‘Women and queers in skinhead scene’ à la Petite Maison

15 février 2018, 14 h 10 min

Dox Trasher

Femmes et personnes queer… au sein du milieu skinhead. L’idée semble paradoxale mais c’est justement cet entre-deux improbable que l’exposition ‘Women and queers in skinhead scene’ cherche à explorer. En effet, cette initiative est née d’un constat effectué par ses deux commissaires d’exposition, Marion Cazaux et Léna Widehem, toutes deux issues du milieu : pendant que les communautés skinhead ont des tensions sexistes, homophobes et transphobes qui peuvent isoler et exclure les femmes et personnes queer en faisant partie, celleux-ci se font également mettre de côté par des cercles féministes et LGBT gardant leurs appréhensions par rapport à une culture qu’ielles jugent comme entièrement hétéro et masculine, véhiculant en plus une image fasciste et antiraciste mise en avant par les médias et notre culture visuelle.

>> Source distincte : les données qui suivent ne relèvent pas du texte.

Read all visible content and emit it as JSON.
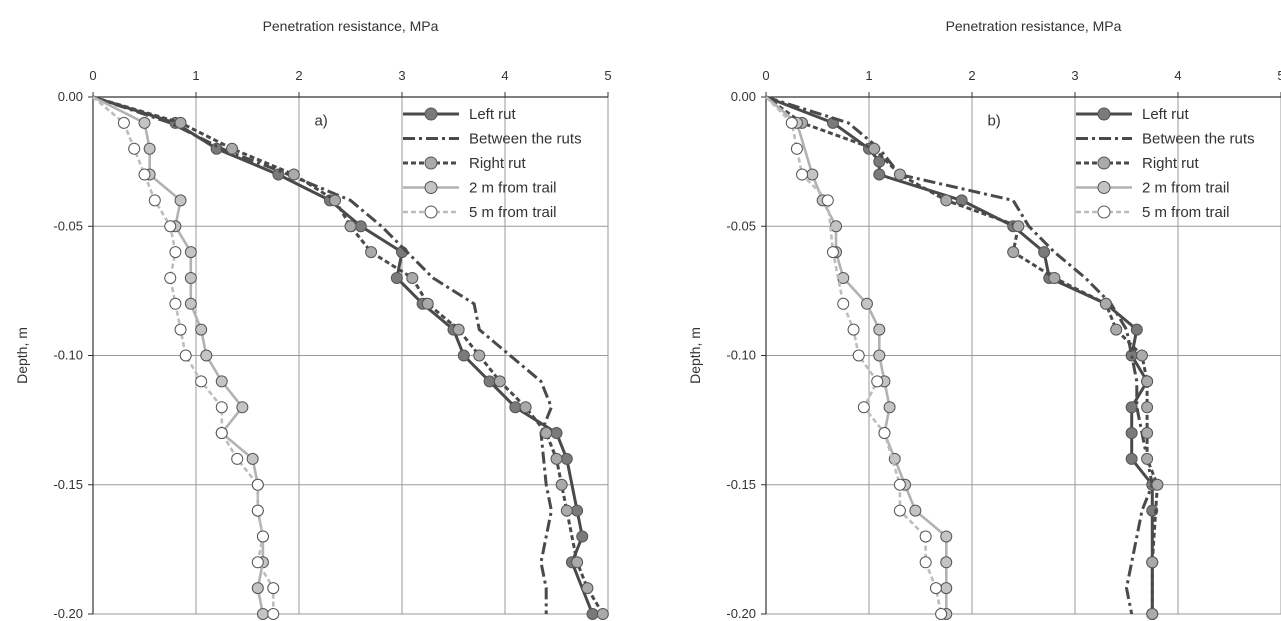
{
  "chart_data": [
    {
      "type": "line",
      "panel_label": "a)",
      "title": "",
      "xlabel": "Penetration resistance, MPa",
      "ylabel": "Depth, m",
      "xlim": [
        0,
        5
      ],
      "ylim": [
        -0.2,
        0
      ],
      "x_ticks": [
        "0",
        "1",
        "2",
        "3",
        "4",
        "5"
      ],
      "y_ticks": [
        "0.00",
        "-0.05",
        "-0.10",
        "-0.15",
        "-0.20"
      ],
      "grid": true,
      "legend_position": "top-right",
      "series": [
        {
          "name": "Left rut",
          "color": "#4a4a4a",
          "dash": "solid",
          "marker": true,
          "marker_fill": "#7a7a7a",
          "x": [
            0.0,
            0.8,
            1.2,
            1.8,
            2.3,
            2.6,
            3.0,
            2.95,
            3.2,
            3.5,
            3.6,
            3.85,
            4.1,
            4.5,
            4.6,
            4.7,
            4.75,
            4.65,
            4.85
          ],
          "y": [
            0.0,
            -0.01,
            -0.02,
            -0.03,
            -0.04,
            -0.05,
            -0.06,
            -0.07,
            -0.08,
            -0.09,
            -0.1,
            -0.11,
            -0.12,
            -0.13,
            -0.14,
            -0.16,
            -0.17,
            -0.18,
            -0.2
          ]
        },
        {
          "name": "Between the ruts",
          "color": "#4a4a4a",
          "dash": "dashdot",
          "marker": false,
          "x": [
            0.0,
            0.75,
            1.25,
            1.9,
            2.5,
            2.8,
            3.3,
            3.7,
            3.75,
            4.35,
            4.45,
            4.35,
            4.4,
            4.45,
            4.4,
            4.35,
            4.4,
            4.4
          ],
          "y": [
            0.0,
            -0.01,
            -0.02,
            -0.03,
            -0.04,
            -0.05,
            -0.07,
            -0.08,
            -0.09,
            -0.11,
            -0.12,
            -0.13,
            -0.15,
            -0.16,
            -0.17,
            -0.18,
            -0.19,
            -0.2
          ]
        },
        {
          "name": "Right rut",
          "color": "#4a4a4a",
          "dash": "dashed",
          "marker": true,
          "marker_fill": "#aaaaaa",
          "x": [
            0.0,
            0.85,
            1.35,
            1.95,
            2.35,
            2.5,
            2.7,
            3.1,
            3.25,
            3.55,
            3.75,
            3.95,
            4.2,
            4.4,
            4.5,
            4.55,
            4.6,
            4.7,
            4.8,
            4.95
          ],
          "y": [
            0.0,
            -0.01,
            -0.02,
            -0.03,
            -0.04,
            -0.05,
            -0.06,
            -0.07,
            -0.08,
            -0.09,
            -0.1,
            -0.11,
            -0.12,
            -0.13,
            -0.14,
            -0.15,
            -0.16,
            -0.18,
            -0.19,
            -0.2
          ]
        },
        {
          "name": "2 m from trail",
          "color": "#b2b2b2",
          "dash": "solid",
          "marker": true,
          "marker_fill": "#c4c4c4",
          "x": [
            0.0,
            0.5,
            0.55,
            0.55,
            0.85,
            0.8,
            0.95,
            0.95,
            0.95,
            1.05,
            1.1,
            1.25,
            1.45,
            1.25,
            1.55,
            1.6,
            1.6,
            1.65,
            1.65,
            1.6,
            1.65
          ],
          "y": [
            0.0,
            -0.01,
            -0.02,
            -0.03,
            -0.04,
            -0.05,
            -0.06,
            -0.07,
            -0.08,
            -0.09,
            -0.1,
            -0.11,
            -0.12,
            -0.13,
            -0.14,
            -0.15,
            -0.16,
            -0.17,
            -0.18,
            -0.19,
            -0.2
          ]
        },
        {
          "name": "5 m from trail",
          "color": "#bdbdbd",
          "dash": "dashed",
          "marker": true,
          "marker_fill": "#ffffff",
          "x": [
            0.0,
            0.3,
            0.4,
            0.5,
            0.6,
            0.75,
            0.8,
            0.75,
            0.8,
            0.85,
            0.9,
            1.05,
            1.25,
            1.25,
            1.4,
            1.6,
            1.6,
            1.65,
            1.6,
            1.75,
            1.75
          ],
          "y": [
            0.0,
            -0.01,
            -0.02,
            -0.03,
            -0.04,
            -0.05,
            -0.06,
            -0.07,
            -0.08,
            -0.09,
            -0.1,
            -0.11,
            -0.12,
            -0.13,
            -0.14,
            -0.15,
            -0.16,
            -0.17,
            -0.18,
            -0.19,
            -0.2
          ]
        }
      ]
    },
    {
      "type": "line",
      "panel_label": "b)",
      "title": "",
      "xlabel": "Penetration resistance, MPa",
      "ylabel": "Depth, m",
      "xlim": [
        0,
        5
      ],
      "ylim": [
        -0.2,
        0
      ],
      "x_ticks": [
        "0",
        "1",
        "2",
        "3",
        "4",
        "5"
      ],
      "y_ticks": [
        "0.00",
        "-0.05",
        "-0.10",
        "-0.15",
        "-0.20"
      ],
      "grid": true,
      "legend_position": "top-right",
      "series": [
        {
          "name": "Left rut",
          "color": "#4a4a4a",
          "dash": "solid",
          "marker": true,
          "marker_fill": "#7a7a7a",
          "x": [
            0.0,
            0.65,
            1.0,
            1.1,
            1.1,
            1.9,
            2.4,
            2.7,
            2.75,
            3.3,
            3.6,
            3.55,
            3.7,
            3.55,
            3.55,
            3.55,
            3.75,
            3.75,
            3.75,
            3.75
          ],
          "y": [
            0.0,
            -0.01,
            -0.02,
            -0.025,
            -0.03,
            -0.04,
            -0.05,
            -0.06,
            -0.07,
            -0.08,
            -0.09,
            -0.1,
            -0.11,
            -0.12,
            -0.13,
            -0.14,
            -0.15,
            -0.16,
            -0.18,
            -0.2
          ]
        },
        {
          "name": "Between the ruts",
          "color": "#4a4a4a",
          "dash": "dashdot",
          "marker": false,
          "x": [
            0.0,
            0.8,
            1.1,
            1.3,
            2.4,
            2.55,
            2.8,
            3.1,
            3.35,
            3.5,
            3.55,
            3.6,
            3.6,
            3.65,
            3.75,
            3.65,
            3.55,
            3.5,
            3.55
          ],
          "y": [
            0.0,
            -0.01,
            -0.02,
            -0.03,
            -0.04,
            -0.05,
            -0.06,
            -0.07,
            -0.08,
            -0.09,
            -0.1,
            -0.11,
            -0.12,
            -0.13,
            -0.15,
            -0.16,
            -0.18,
            -0.19,
            -0.2
          ]
        },
        {
          "name": "Right rut",
          "color": "#4a4a4a",
          "dash": "dashed",
          "marker": true,
          "marker_fill": "#aaaaaa",
          "x": [
            0.0,
            0.35,
            1.05,
            1.3,
            1.75,
            2.45,
            2.4,
            2.8,
            3.3,
            3.4,
            3.65,
            3.7,
            3.7,
            3.7,
            3.7,
            3.8,
            3.75,
            3.75
          ],
          "y": [
            0.0,
            -0.01,
            -0.02,
            -0.03,
            -0.04,
            -0.05,
            -0.06,
            -0.07,
            -0.08,
            -0.09,
            -0.1,
            -0.11,
            -0.12,
            -0.13,
            -0.14,
            -0.15,
            -0.18,
            -0.2
          ]
        },
        {
          "name": "2 m from trail",
          "color": "#b2b2b2",
          "dash": "solid",
          "marker": true,
          "marker_fill": "#c4c4c4",
          "x": [
            0.0,
            0.3,
            0.45,
            0.55,
            0.68,
            0.68,
            0.75,
            0.98,
            1.1,
            1.1,
            1.15,
            1.2,
            1.15,
            1.25,
            1.35,
            1.45,
            1.75,
            1.75,
            1.75,
            1.75
          ],
          "y": [
            0.0,
            -0.01,
            -0.03,
            -0.04,
            -0.05,
            -0.06,
            -0.07,
            -0.08,
            -0.09,
            -0.1,
            -0.11,
            -0.12,
            -0.13,
            -0.14,
            -0.15,
            -0.16,
            -0.17,
            -0.18,
            -0.19,
            -0.2
          ]
        },
        {
          "name": "5 m from trail",
          "color": "#bdbdbd",
          "dash": "dashed",
          "marker": true,
          "marker_fill": "#ffffff",
          "x": [
            0.0,
            0.25,
            0.3,
            0.35,
            0.6,
            0.65,
            0.75,
            0.85,
            0.9,
            1.08,
            0.95,
            1.15,
            1.3,
            1.3,
            1.55,
            1.55,
            1.65,
            1.7
          ],
          "y": [
            0.0,
            -0.01,
            -0.02,
            -0.03,
            -0.04,
            -0.06,
            -0.08,
            -0.09,
            -0.1,
            -0.11,
            -0.12,
            -0.13,
            -0.15,
            -0.16,
            -0.17,
            -0.18,
            -0.19,
            -0.2
          ]
        }
      ]
    }
  ]
}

Après avoir circulé à Pau, Lilles et Bruxelles elle pose ses bottes para à Paris pendant une semaine à La Petite Maison. Dans la cave du squat sous une faible lumière, exposés sur ses murs de pierre, alors qu’on se pose dans les canapés et chaises au sein d’amas de meubles, feuilletant un zine du Collectif Très Sauvage, on fait la rencontre des œuvres d’artistes femmes et queer de la communauté skin venant du monde entier. Crâne rasé ou Chelsea cut, Trojan Records et musique Oi, bottes para, bretelles et polo : l’esprit skin a beau être né en Angleterre pendant les années 60, il a su se propager aux quatre coins du monde, du Canada à la Biélorussie en passant par l’Espagne. Cette diversité des nationalités s’est faite par hasard au gré des recherches d’artistes pendant des mois. L’enthousiasme des artistes a été immédiat : pour une fois, on ne leur demandait pas de choisir entre deux identités soit skin, soit queer ou féministe pour une exposition !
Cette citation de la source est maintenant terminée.